Bliscy Andżeliki Rutkowskiej nie tracą nadziei na jej odnalezienie lub przynajmniej wyjaśnienie, co stało się 31 stycznia 26 lat temu. To wtedy dziewczynka zaginęła. Teraz nieoczekiwanie pojawiła się szansa na wznowienie śledztwa.
Andżelika miała tylko 10 lat, kiedy wyszła z domu dziadków na podwórko i zniknęła.

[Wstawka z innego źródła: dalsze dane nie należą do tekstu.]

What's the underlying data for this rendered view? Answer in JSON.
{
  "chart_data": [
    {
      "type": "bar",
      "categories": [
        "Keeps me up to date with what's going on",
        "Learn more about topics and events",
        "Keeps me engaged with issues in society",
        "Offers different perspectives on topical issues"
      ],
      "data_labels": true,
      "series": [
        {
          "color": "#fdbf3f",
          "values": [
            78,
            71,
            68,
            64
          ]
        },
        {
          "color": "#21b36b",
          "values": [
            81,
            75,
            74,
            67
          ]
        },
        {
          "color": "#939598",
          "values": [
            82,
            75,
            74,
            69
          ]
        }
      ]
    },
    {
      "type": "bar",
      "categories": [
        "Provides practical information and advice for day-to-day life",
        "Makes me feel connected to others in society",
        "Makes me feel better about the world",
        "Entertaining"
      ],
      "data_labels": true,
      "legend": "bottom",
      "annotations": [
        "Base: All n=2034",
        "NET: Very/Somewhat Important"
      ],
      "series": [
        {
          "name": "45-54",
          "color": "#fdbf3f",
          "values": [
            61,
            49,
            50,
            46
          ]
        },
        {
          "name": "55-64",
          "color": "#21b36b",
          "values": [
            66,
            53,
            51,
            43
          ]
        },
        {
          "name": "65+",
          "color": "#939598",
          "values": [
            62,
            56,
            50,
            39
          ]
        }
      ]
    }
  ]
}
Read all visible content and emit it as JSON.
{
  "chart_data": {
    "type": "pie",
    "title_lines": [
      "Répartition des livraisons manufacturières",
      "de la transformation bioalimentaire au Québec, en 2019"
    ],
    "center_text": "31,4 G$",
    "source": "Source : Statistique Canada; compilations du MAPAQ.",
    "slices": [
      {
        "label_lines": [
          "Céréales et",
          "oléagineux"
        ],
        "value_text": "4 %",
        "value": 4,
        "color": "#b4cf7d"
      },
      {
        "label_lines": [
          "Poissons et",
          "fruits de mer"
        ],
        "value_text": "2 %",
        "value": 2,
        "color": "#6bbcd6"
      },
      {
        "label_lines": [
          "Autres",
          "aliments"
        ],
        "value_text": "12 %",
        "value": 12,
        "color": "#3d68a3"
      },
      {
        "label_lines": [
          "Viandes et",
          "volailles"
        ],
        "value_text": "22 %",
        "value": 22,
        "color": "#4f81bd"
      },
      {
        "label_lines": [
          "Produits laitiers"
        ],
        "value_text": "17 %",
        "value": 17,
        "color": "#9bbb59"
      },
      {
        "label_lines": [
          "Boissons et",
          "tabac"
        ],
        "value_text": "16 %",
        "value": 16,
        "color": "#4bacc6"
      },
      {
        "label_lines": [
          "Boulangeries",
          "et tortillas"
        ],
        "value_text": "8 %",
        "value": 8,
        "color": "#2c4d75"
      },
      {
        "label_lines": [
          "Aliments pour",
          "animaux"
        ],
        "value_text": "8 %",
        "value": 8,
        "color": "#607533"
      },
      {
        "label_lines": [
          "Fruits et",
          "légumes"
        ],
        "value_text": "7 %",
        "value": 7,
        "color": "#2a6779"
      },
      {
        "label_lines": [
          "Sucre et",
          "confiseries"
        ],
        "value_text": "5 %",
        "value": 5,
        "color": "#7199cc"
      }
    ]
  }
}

Od 26 lat niestrudzenie szuka jej rodzina – niestety, bez pomocy prokuratury, która po zaledwie 3 miesiącach umorzyła sprawę. Niespodziewanie bliskim Andżeliki postanowił pomóc anonimowy darczyńca.
Co się stało z Andżeliką Rutkowską?
Były ferie zimowe 1997 roku. 31 stycznia w miejscowości Koło w województwie wielkopolskim 10-letnia Andżelika wyszła pobawić się na pobliskie podwórko. Po trzech godzinach dziadek zawołał ją na obiad, ale dziewczynki nigdzie już nie było. Natychmiast wszczęto poszukiwania, niestety – bez rezultatu.
Jak czytamy w komunikacie grupy poszukiwawczej:
„Policjantom udało się ustalić, że zaginiona ostatni raz była widziana na skrzyżowaniu ul. Kajki z ul. Pułaskiego przez sąsiada. Była wówczas sama i według zeznań mężczyzny planowała się przejść. Pojawił się również świadek, który prawdopodobnie widział dziewczynkę na moście nad rzeką. Kolejny z nich twierdził, że widział dziewczynkę w towarzystwie dwóch swoich kolegów. Chłopcy zaprzeczyli.”
Sprawa została umorzona po 3 miesiącach. Od tamtej pory minęło 26 lat, a Andżelika nadal nie wróciła do domu. Nie wiadomo, co się z nią stało. Rodzina jednak nadal wierzy, że Andżelika żyje i się odnajdzie. Dziś byłaby to dorosła, 36-letnia kobieta.
Zobacz także
W ostatnich dniach nieoczekiwanie do bliskich Andżeliki zgłosił się anonimowy darczyńca, który oferuje 70 tys. zł osobie, która udzieli jakichkolwiek informacji mogących doprowadzić do wyjaśnienia sprawy. Można kontaktować się bezpośrednio z ciotką zaginionej: izadm3@poczta.onet.pl.
Ciocia Andżelika twierdzi również, że jest szansa na wznowienie śledztwa, ponieważ istnieją teczki poszukiwawcze (wcześniej twierdzono, że akta sprawy uległy zniszczeniu). Na razie z niewiadomych przyczyn prokuratura odmawia dostępu do nich.